Register a Stock Symbol Without the SEC

A stock symbol or ticker symbol is a short abbreviation used to uniquely identify publicly traded shares of a particular stock on an exchange. A stock symbol may consist of letters, numbers or a combination of both.  Today, tickers are registered with the SEC and are used by primarily public companies.  Our Securities and Exchange SEC commission continues to fail in its ability to regulate the financial industry and doesn't have enough resources to do for the thousands of public and hundreds of thousands of private companies.  One way to help provide transparency is to help make information more transparent for private companies so the bar isn't so high for investor liquidity and we see more IPO's.  Here is one company that has a long term solution to that problem.  

Manhattan Beach-based CapLinked.com the development of software as a service tool for managing venture and angel fundraising run by Eric M. Jackson, reported Tuesday that it has started allowing companies to register unique "ticker symbols" on its site. The firm said that the symbols, which will be unique to private companies, can be used to identify companies on websites, in tweets, and also on such sites as SecondMarket and Stocktwits.

Previously, unique ticker symbols have been reserved for publicly-traded securities and traders tag the tickers using a $AAPL symbol in Tweets. CapLinked is seeking to make tickers something that is also typical in the world of private investing. Private companies will benefit from a unique ticker for use in branding, social media, and investor relations.

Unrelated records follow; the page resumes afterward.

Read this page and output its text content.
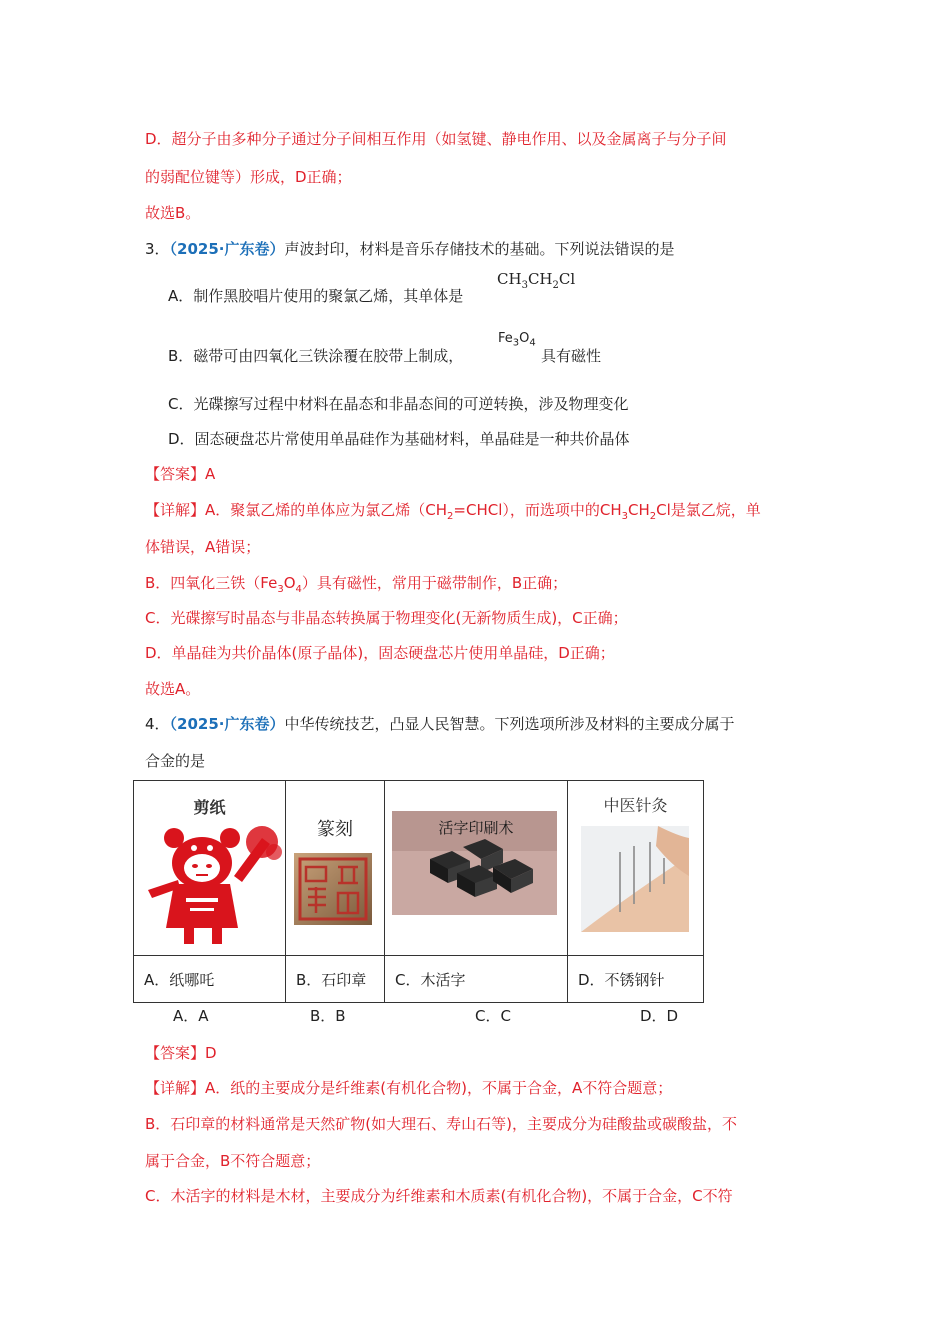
D．超分子由多种分子通过分子间相互作用（如氢键、静电作用、以及金属离子与分子间
的弱配位键等）形成，D正确；
故选B。
3．（2025·广东卷）声波封印，材料是音乐存储技术的基础。下列说法错误的是
A．制作黑胶唱片使用的聚氯乙烯，其单体是
$CH_3CH_2Cl$
B．磁带可由四氧化三铁涂覆在胶带上制成，
$Fe_3O_4$
具有磁性
C．光碟擦写过程中材料在晶态和非晶态间的可逆转换，涉及物理变化
D．固态硬盘芯片常使用单晶硅作为基础材料，单晶硅是一种共价晶体
【答案】A
【详解】A．聚氯乙烯的单体应为氯乙烯$(CH_2=CHCl)$，而选项中的$CH_3CH_2Cl$是氯乙烷，单
体错误，A错误；
B．四氧化三铁$(Fe_3O_4)$具有磁性，常用于磁带制作，B正确；
C．光碟擦写时晶态与非晶态转换属于物理变化(无新物质生成)，C正确；
D．单晶硅为共价晶体(原子晶体)，固态硬盘芯片使用单晶硅，D正确；
故选A。
4．（2025·广东卷）中华传统技艺，凸显人民智慧。下列选项所涉及材料的主要成分属于
合金的是
剪纸	篆刻	活字印刷术	中医针灸

A．纸哪吒	B．石印章	C．木活字	D．不锈钢针
A．A	B．B	C．C	D．D
【答案】D
【详解】A．纸的主要成分是纤维素(有机化合物)，不属于合金，A不符合题意；
B．石印章的材料通常是天然矿物(如大理石、寿山石等)，主要成分为硅酸盐或碳酸盐，不
属于合金，B不符合题意；
C．木活字的材料是木材，主要成分为纤维素和木质素(有机化合物)，不属于合金，C不符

Companies signing up for CapLinked’s free service also will be able to register a unique ticker symbol that could potentially be used on SecondMarket and Stocktwits since our system is based on their models. Caplinked's goal is to take SecondMarket’s concept, formalize it, and create a ticker system that is universally accepted by the thousands of private companies and startups that register with Caplinked.

CapLinked gives private companies the tools they need to attract investment, share documents, and act like a typical CRM Salesforece.com system would for sales. Caplinked companies will grow large enough to be traded on SecondMarket eventually and possibly take their CapLinked ticker symbols with them to the Nasdaq or NYSE. Ticker symbols can be reserved on a first-come basis, and that the existing symbols already in use on Second Market’s platform or by publicly traded companies will not be available.

SecondMarket focuses are larger VC back and private companies and unveiled the ticker concept for private company ticker symbols earlier this year when it created tickers for the nearly 500 companies traded on its site, including the likes of Facebook, Zynga, Twitter, and LinkedIn. SecondMarket’s private company ticker symbols have already been adopted by Stocktwits, a professional community of investors.

CapLinked is not working with SecondMarket or Stocktwits, but said it is using a system based on their models for ticker symbols. Jackson is one of the early employees of PayPal. CapLinked opened up its service in October.